Acts Chapter Ten (NIV)
Acts Chapter Ten (NASB)


Verses 1-8: Cornelius receives a vision.

Verses 9-33: Peter receives a vision.

Verses 34-43: Peter preaches to the Gentiles.

Verses 44-48: The Gentiles receive the Spirit.


(A) Acts 10:13-15--Jews would not eat with Gentiles, due largely to dietary restrictions. In this powerful vision, Jesus abolishes the Jewish dietary restrictions, opening the door for Peter to fellowship with the Gentiles.

(B) Acts 10:25-26--"When Peter entered, Cornelius met him, and fell at his feet and worshiped him. But Peter raised him up, saying, 'Stand up; I too am just a man.'" Peter rejects worship, as did Paul and Barnabas (Acts 14:15) and even an angel (Revelation 19:10). This is in stark contrast to Jesus, who was worshiped as a child (Matthew 2:11), during His ministry (Matthew 14:33; John 9:38), and after His resurrection (Matthew 28:17; Luke 24:52). Neither Jesus nor anyone else ever commanded people not to worship Him.

(C) Acts 10:34-43--Notice Peter's emphasis on Jesus' death, resurrection, and deity as he preaches the Gospel to the Gentiles. Peter calls Jesus "Lord of all" (v. 36) and says that He is the final Judge (v. 42). Continuing his appeal to evidence, Peter points to eyewitness testimony of Jesus' resurrection appearances (v. 41), as well as Jesus' miracles (v. 38) and fulfillment of Old Testament prophecy (v. 43).

(D) Acts 10:44--Without following Jewish ceremonial traditions (e.g. dietary restrictions and circumcision), the Gentiles receive the Spirit and enter the Kingdom of God.

1 comment:

Ry said...

Christians are often critised for eating all types of food- so it is important that Peter's vision was backed up by an independent source. Cornelius, a Gentile, received very specific instructions from an angel (Acts 10:5)enabling him to send messengers at the precise moment Peter was receiving his vision (Acts 10:17).

Thanks to God that we are no longer under the old convenant, because the real Lamb has died once and for all for our sins.

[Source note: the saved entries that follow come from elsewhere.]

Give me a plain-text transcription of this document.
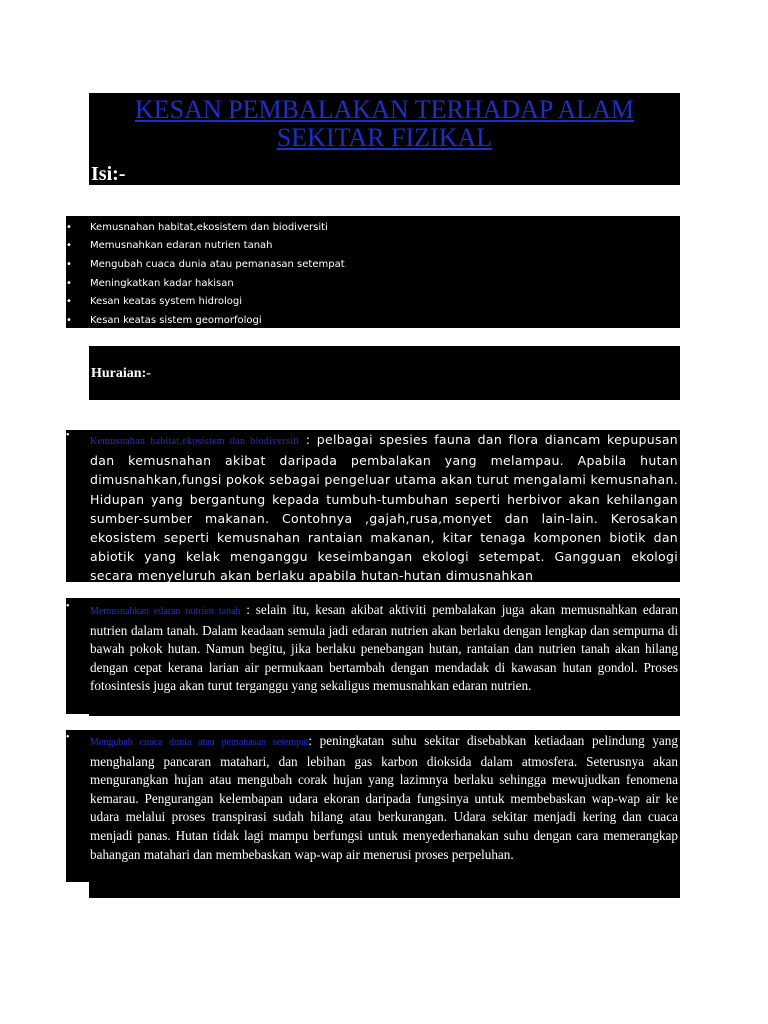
KESAN PEMBALAKAN TERHADAP ALAM SEKITAR FIZIKAL
Isi:-
• Kemusnahan habitat,ekosistem dan biodiversiti
• Memusnahkan edaran nutrien tanah
• Mengubah cuaca dunia atau pemanasan setempat
• Meningkatkan kadar hakisan
• Kesan keatas system hidrologi
• Kesan keatas sistem geomorfologi
Huraian:-
•
Kemusnahan habitat,ekosistem dan biodiversiti : pelbagai spesies fauna dan flora diancam kepupusan dan kemusnahan akibat daripada pembalakan yang melampau. Apabila hutan dimusnahkan,fungsi pokok sebagai pengeluar utama akan turut mengalami kemusnahan. Hidupan yang bergantung kepada tumbuh-tumbuhan seperti herbivor akan kehilangan sumber-sumber makanan. Contohnya ,gajah,rusa,monyet dan lain-lain. Kerosakan ekosistem seperti kemusnahan rantaian makanan, kitar tenaga komponen biotik dan abiotik yang kelak menganggu keseimbangan ekologi setempat. Gangguan ekologi secara menyeluruh akan berlaku apabila hutan-hutan dimusnahkan
• Memusnahkan edaran nutrien tanah : selain itu, kesan akibat aktiviti pembalakan juga akan memusnahkan edaran nutrien dalam tanah. Dalam keadaan semula jadi edaran nutrien akan berlaku dengan lengkap dan sempurna di bawah pokok hutan. Namun begitu, jika berlaku penebangan hutan, rantaian dan nutrien tanah akan hilang dengan cepat kerana larian air permukaan bertambah dengan mendadak di kawasan hutan gondol. Proses fotosintesis juga akan turut terganggu yang sekaligus memusnahkan edaran nutrien.
• Mengubah cuaca dunia atau pemanasan setempat: peningkatan suhu sekitar disebabkan ketiadaan pelindung yang menghalang pancaran matahari, dan lebihan gas karbon dioksida dalam atmosfera. Seterusnya akan mengurangkan hujan atau mengubah corak hujan yang lazimnya berlaku sehingga mewujudkan fenomena kemarau. Pengurangan kelembapan udara ekoran daripada fungsinya untuk membebaskan wap-wap air ke udara melalui proses transpirasi sudah hilang atau berkurangan. Udara sekitar menjadi kering dan cuaca menjadi panas. Hutan tidak lagi mampu berfungsi untuk menyederhanakan suhu dengan cara memerangkap bahangan matahari dan membebaskan wap-wap air menerusi proses perpeluhan.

I am thankful we are able to use the most humane 21st century methods of slaughter of animals- rather than ancient methods which governments and animal welfare groups agree can cause animals 'very significant pain and distress' (DEFRA). I am thankful that I, a Gentile, can be received into Christ's kingdom and that Christ has no prejudices.